Here’s a 64. Somebody stuck a Custom Made plate on it but there are no stud holes-just two little pinholes from the little nails that held it in place. I have this one too.

Guitar Royalty

Sunday, August 9th, 2015
Bucky Pizzarelli stops by OK Guitars for a little talking' and picking'. Yes, that's me in the background trying to figure out what chords he's playing.

Bucky Pizzarelli stops by OK Guitars for a little talkin’ and pickin’. Yes, that’s me in the background trying to figure out what chords he’s playing.

There are a lot of perks to actually running a brick and mortar guitar shop. Yeah, there’s rent and insurance and security and all kinds of headaches that go hand in hand with retail shops. Not so fun stuff like the drunks from the local bar who show up to be entertained, marauding bands of 5 to 10 year olds who have somehow gotten away from their parents and dogs with giant wagging tails that put every guitar on a floor stand in great danger. Then there is the fun stuff. There are the instruments that walk in the door-a 63 335, a mint 70 Strat, a 1913 F-4 mandolin and quite a few others. And then, there are the guitarists who walk in the door.

Today I had a visit from the venerable Bucky Pizzarelli, a jazz legend at the age of 89. He played with everybody-Benny Goodman, Les Paul, Johnny Carson’s Tonight Show Band, Tal Farlow and tons of others in his 70 plus years of performing. He played for the Nixons, the Reagans and the Clintons. His children are well known musicians as well and he had his daughter, also a guitarist, with him. While generally associated with a seven string guitar, I asked him to make do with a couple of six strings.

He was drawn to a beat up black Gibson L-47 from the forties and played that for a while and then I brought out a big Gibson arch top from 1952 and he immediately said “Super 400″ and he was right, of course. He enjoyed that one and commented on how big it is. “This thing is huge”, he said and proceeded to play chords that I, even after 50 years of playing, didn’t recognize. It was effortless. He talked about the guitars he had around the house. “I’ve got a six string Danelectro bass somewhere-I think it’s in the attic…I haven’t seen that one for a while.” He pointed to a 60 Tremolux and said “I had one of those too, way back. Single twelve inch, right?” Right again. Then he played an early 50’s J-45 commenting about how loud it was. “Don’t need an amp with this one”, he said with a big smile on his face.
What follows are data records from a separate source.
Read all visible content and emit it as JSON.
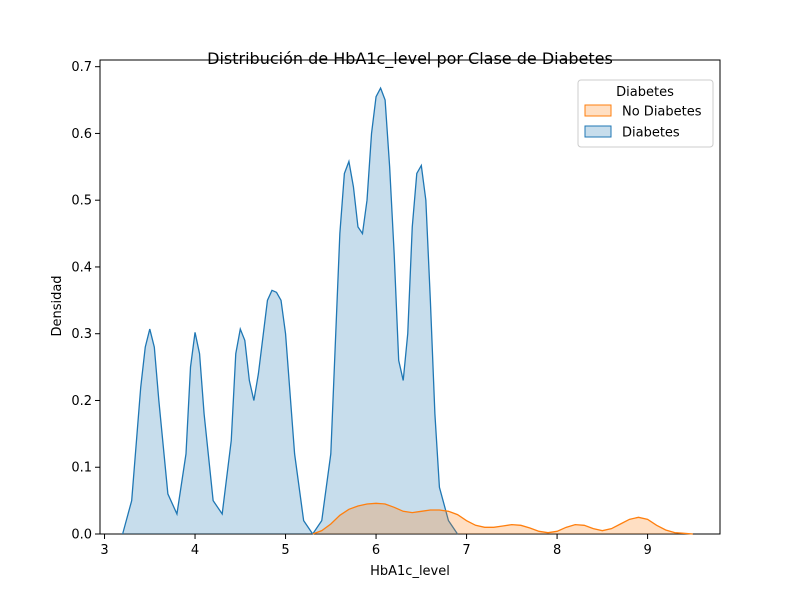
{
  "chart_data": {
    "type": "area",
    "title": "Distribución de HbA1c_level por Clase de Diabetes",
    "xlabel": "HbA1c_level",
    "ylabel": "Densidad",
    "xlim": [
      2.95,
      9.8
    ],
    "ylim": [
      0,
      0.71
    ],
    "xticks": [
      3,
      4,
      5,
      6,
      7,
      8,
      9
    ],
    "yticks": [
      0.0,
      0.1,
      0.2,
      0.3,
      0.4,
      0.5,
      0.6,
      0.7
    ],
    "grid": false,
    "legend": {
      "title": "Diabetes",
      "placement": "top-right"
    },
    "series": [
      {
        "name": "Diabetes",
        "color": "#1f77b4",
        "fill": "#c6dbef",
        "x": [
          3.2,
          3.3,
          3.4,
          3.45,
          3.5,
          3.55,
          3.6,
          3.7,
          3.8,
          3.9,
          3.95,
          4.0,
          4.05,
          4.1,
          4.2,
          4.3,
          4.4,
          4.45,
          4.5,
          4.55,
          4.6,
          4.65,
          4.7,
          4.8,
          4.85,
          4.9,
          4.95,
          5.0,
          5.1,
          5.2,
          5.3,
          5.4,
          5.5,
          5.6,
          5.65,
          5.7,
          5.75,
          5.8,
          5.85,
          5.9,
          5.95,
          6.0,
          6.05,
          6.1,
          6.15,
          6.2,
          6.25,
          6.3,
          6.35,
          6.4,
          6.45,
          6.5,
          6.55,
          6.6,
          6.65,
          6.7,
          6.8,
          6.9
        ],
        "y": [
          0.0,
          0.05,
          0.22,
          0.28,
          0.307,
          0.28,
          0.2,
          0.06,
          0.03,
          0.12,
          0.25,
          0.302,
          0.27,
          0.18,
          0.05,
          0.03,
          0.14,
          0.27,
          0.307,
          0.29,
          0.23,
          0.2,
          0.24,
          0.35,
          0.365,
          0.362,
          0.35,
          0.3,
          0.12,
          0.02,
          0.0,
          0.02,
          0.12,
          0.45,
          0.54,
          0.558,
          0.52,
          0.46,
          0.45,
          0.5,
          0.6,
          0.655,
          0.668,
          0.65,
          0.55,
          0.42,
          0.26,
          0.23,
          0.3,
          0.46,
          0.54,
          0.552,
          0.5,
          0.35,
          0.18,
          0.07,
          0.02,
          0.0
        ]
      },
      {
        "name": "No Diabetes",
        "color": "#ff7f0e",
        "fill": "#ffd4b0",
        "x": [
          5.3,
          5.4,
          5.5,
          5.6,
          5.7,
          5.8,
          5.9,
          6.0,
          6.1,
          6.2,
          6.3,
          6.4,
          6.5,
          6.6,
          6.7,
          6.8,
          6.9,
          7.0,
          7.1,
          7.2,
          7.3,
          7.4,
          7.5,
          7.6,
          7.7,
          7.8,
          7.9,
          8.0,
          8.1,
          8.2,
          8.3,
          8.4,
          8.5,
          8.6,
          8.7,
          8.8,
          8.9,
          9.0,
          9.1,
          9.2,
          9.3,
          9.4,
          9.5
        ],
        "y": [
          0.0,
          0.005,
          0.015,
          0.028,
          0.037,
          0.042,
          0.045,
          0.046,
          0.045,
          0.04,
          0.034,
          0.032,
          0.034,
          0.036,
          0.036,
          0.034,
          0.029,
          0.02,
          0.013,
          0.01,
          0.01,
          0.012,
          0.014,
          0.013,
          0.009,
          0.004,
          0.002,
          0.004,
          0.01,
          0.014,
          0.013,
          0.008,
          0.005,
          0.008,
          0.015,
          0.022,
          0.025,
          0.022,
          0.013,
          0.006,
          0.002,
          0.001,
          0.0
        ]
      }
    ]
  }
}
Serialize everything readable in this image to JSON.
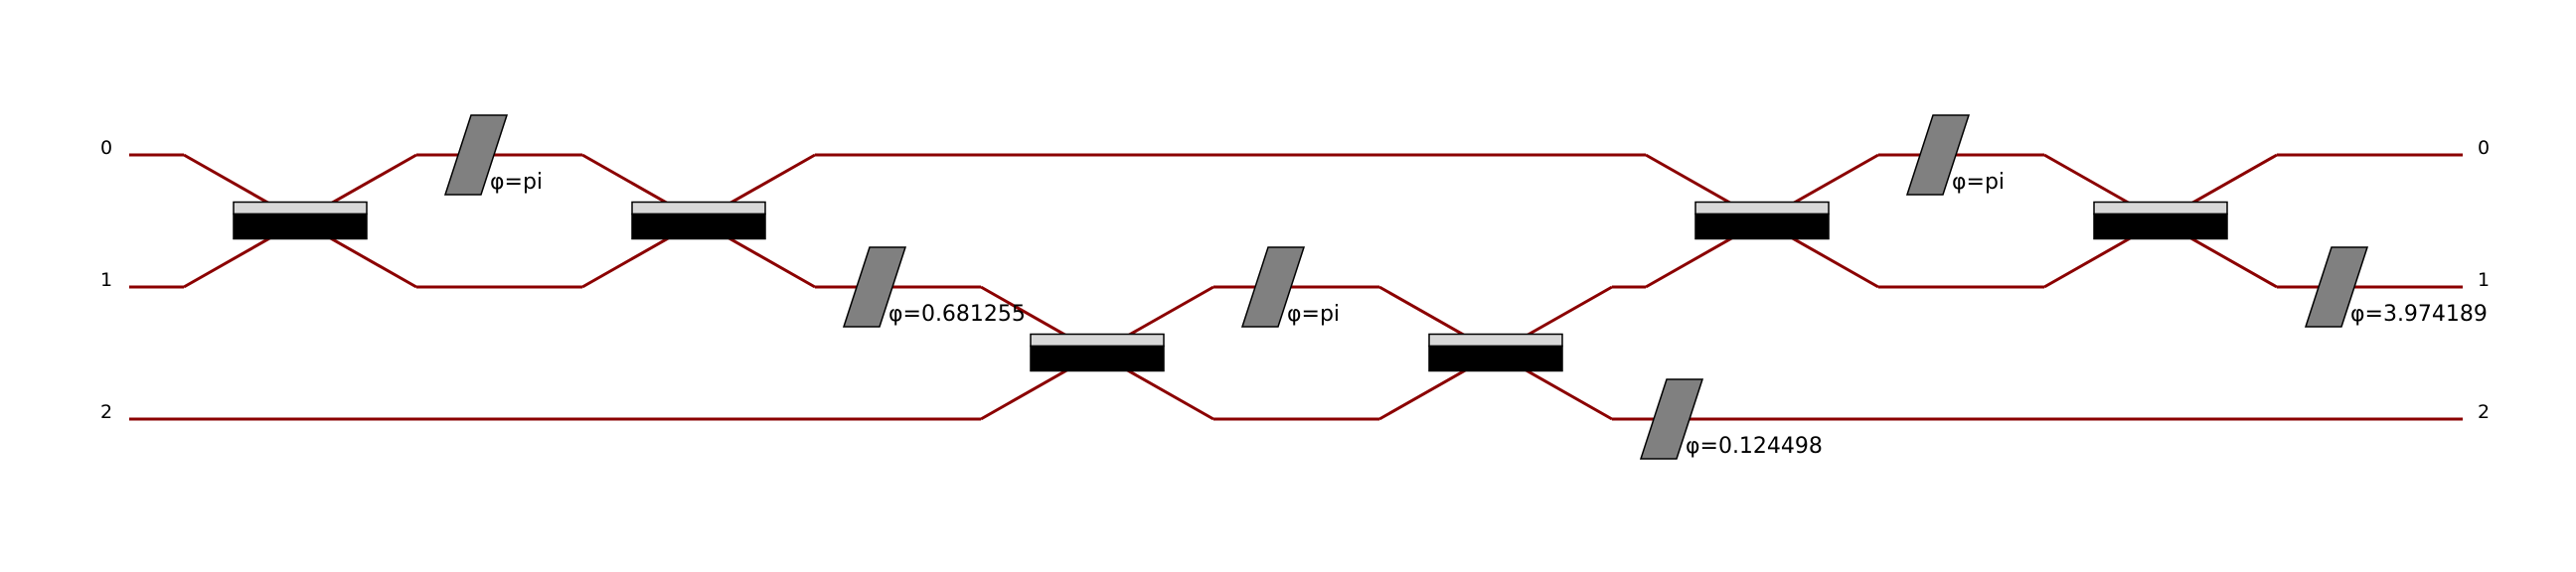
{
  "modes": {
    "left": [
      "0",
      "1",
      "2"
    ],
    "right": [
      "0",
      "1",
      "2"
    ]
  },
  "colors": {
    "wire": "#8b0000",
    "beam_splitter_body": "#000000",
    "beam_splitter_top": "#d8d8d8",
    "phase_shifter": "#808080"
  },
  "components": [
    {
      "type": "beam-splitter",
      "modes": [
        0,
        1
      ],
      "step": 1
    },
    {
      "type": "phase-shifter",
      "mode": 0,
      "step": 2,
      "label": "φ=pi"
    },
    {
      "type": "beam-splitter",
      "modes": [
        0,
        1
      ],
      "step": 3
    },
    {
      "type": "phase-shifter",
      "mode": 1,
      "step": 4,
      "label": "φ=0.681255"
    },
    {
      "type": "beam-splitter",
      "modes": [
        1,
        2
      ],
      "step": 5
    },
    {
      "type": "phase-shifter",
      "mode": 1,
      "step": 6,
      "label": "φ=pi"
    },
    {
      "type": "beam-splitter",
      "modes": [
        1,
        2
      ],
      "step": 7
    },
    {
      "type": "phase-shifter",
      "mode": 2,
      "step": 8,
      "label": "φ=0.124498"
    },
    {
      "type": "beam-splitter",
      "modes": [
        0,
        1
      ],
      "step": 9
    },
    {
      "type": "phase-shifter",
      "mode": 0,
      "step": 10,
      "label": "φ=pi"
    },
    {
      "type": "beam-splitter",
      "modes": [
        0,
        1
      ],
      "step": 11
    },
    {
      "type": "phase-shifter",
      "mode": 1,
      "step": 12,
      "label": "φ=3.974189"
    }
  ]
}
Then he asked me to play something. Yikes. I’m kind of a hack player but I know what I know. Our mutual friend George Potts, who arranged for Bucky to come by, was at the shop and he and I sang and played a few Beatles tunes. My playing was adequate at best and George’s was better but Bucky commented (favorably) on our harmony and seemed to enjoy the impromptu (and totally unrehearsed) performance. All in all, he was a wonderful and gracious guest and I was thrilled to have him visit.

Yeah, there are a lot of little hassles that go along with having a shop but they are all overshadowed when someone like Bucky walks in the door. He reminds me that there is a lifetime joy in doing what you love. I hope to be playing when I hit 90. His pal and neighbor Les played until he died at 94. Maybe the guitar is the reason these guys live so long. and so well.